4.4.12

Itinéraire bis 1

Atelier du 3 avril 2012
Itinéraire bis 


Promeneur

Je me souviens de ce couple qui courait l’un vers l’autre sur les trottoirs parisien lavés par la pluie. Ils couraient vers le cinéma de la place de l’Odéon. Ils étaient en retard. Il la vit la premier, son écharpe verte volait derrière elle.
Je me souviens de ce moment de confusion où ils se mirent à courir dans tous les sens. Ils avaient loupé leur séance et s’agitaient sur le pavé luisant jusqu’à danser dans une flaque citadine.
Je me souviens de leur départ vers ce grand voyage au sommet du monde. Là, où ils devinrent oiseaux.
Je me souviens de leur envol et de leur chute vertigineuse vers l’océan.
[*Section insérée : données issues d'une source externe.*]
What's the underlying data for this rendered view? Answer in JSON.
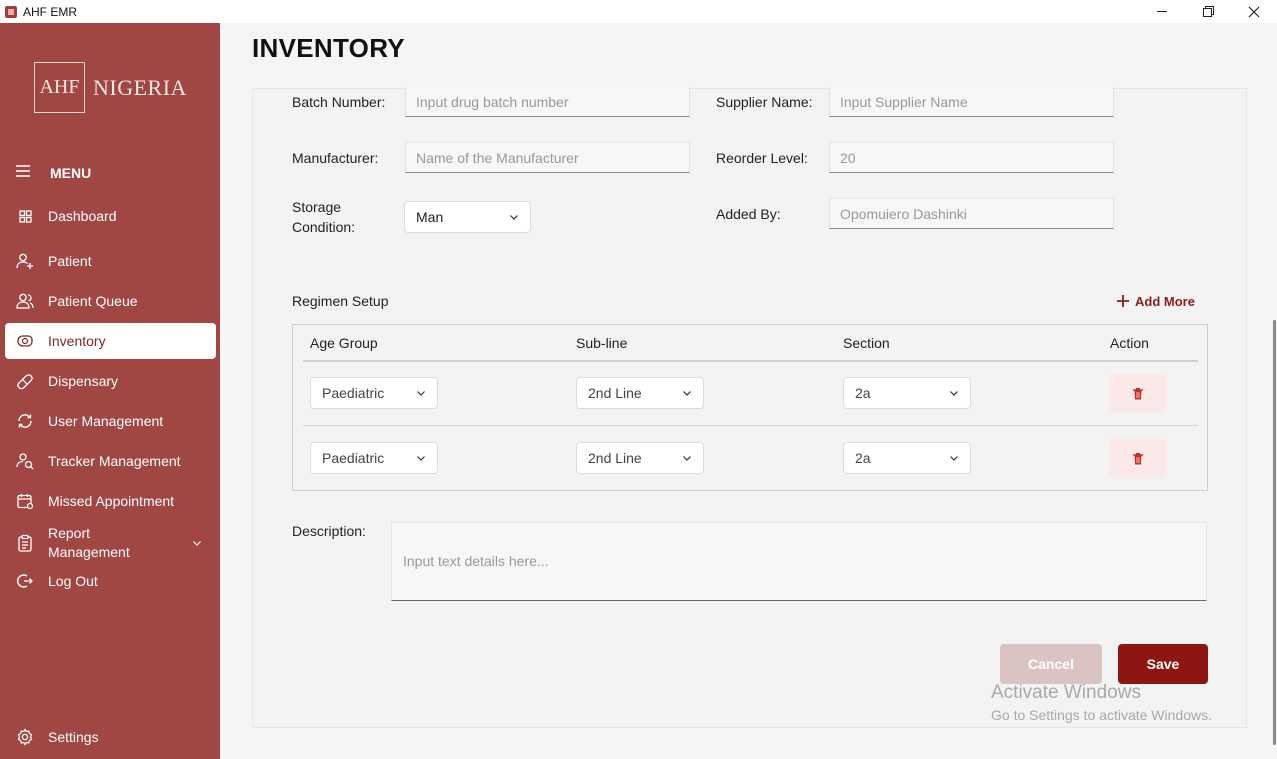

Ils plongèrent ensemble en eaux profondes.
Je me souviens du Léviathan.
Je me souviens des dauphins.
Pourquoi sont-ils devenus sculpteurs ? Je ne me souviens pas. Mais c’est comme ça que ça s’est terminé : le marchand de pierre leur a vendu un beau morceau de marbre.

Territoire

Je me souviens de ce toc-toc sourd qui peinait à passer l’épaisseur du vieux bois.
Je me souviens vaguement d’une salle de bal où des danseurs de tango glissaient sur le parquet, le regard si loin à l’intérieur qu’il traversait les murs pour aller se perdre sur les quais de la Boca.
Puis je ne me souviens plus. Je vais donc inventer à moins que l’autre histoire si claire, si débridée ne réapparaisse.
Je me souviens juste du moment où je me me suis réveillée en femme-tronc sciée par un magicien quelque peu Mandrake.
Je me souviens j’étais vraiment un arbre et le bûcheron allait y laisser sa lame, j’étais indestructible.
Je me souviens à peine de l’Afrique, de ses tambours, de sa terre ocre et des murs vermillon. Il y avait du monde au village, ce jour-là. Je dansais sur la terre sèche et m’envolais dans des nuages de poussière.

Itinéraire bis

J’ai 20 centimes en poche et toute l’après-midi pour moi. 
Je suis libre, les rues sont à moi, les marronniers ont sorti leur hampes roses. 
Je m’arrête un moment devant la fontaine

Où jaillit l’eau claire
Les enfants jettent un caillou
Ça fait un flip-flop

Quand je serais grand, je serais tout sauf poète, j’en informe immédiatement mes artères. L’entrée du jardin est barrée par un drôle de bonhomme à tête d’œuf. Il trotte vers moi :” Viens vite petit, viens jouer, tu gagneras peut-être le ruban bleu ?” “Mouais, comment qu’on joue ?” “C’est un jeu en 7 étapes qui t’amènes sur la voie du guerrier” “Bof, j’y gagne quoi, tu dis ?” “Le plaisir”. J’hésite.

Quand la surprise vient
L’enfant n’est pas étonné
L’attente est si douce

Je me fous e son jeu, encore un grand qui veut me faire entrer dans son plan. Non, ce que je veux est là à dix mètres : c’est carré, peint en vert et sur le comptoir trône mille bocaux aux bonbons multicolores. Fondre sur une boule de coco et 10 lettres de l’alphabet en gélatine, le bonheur est si prêt.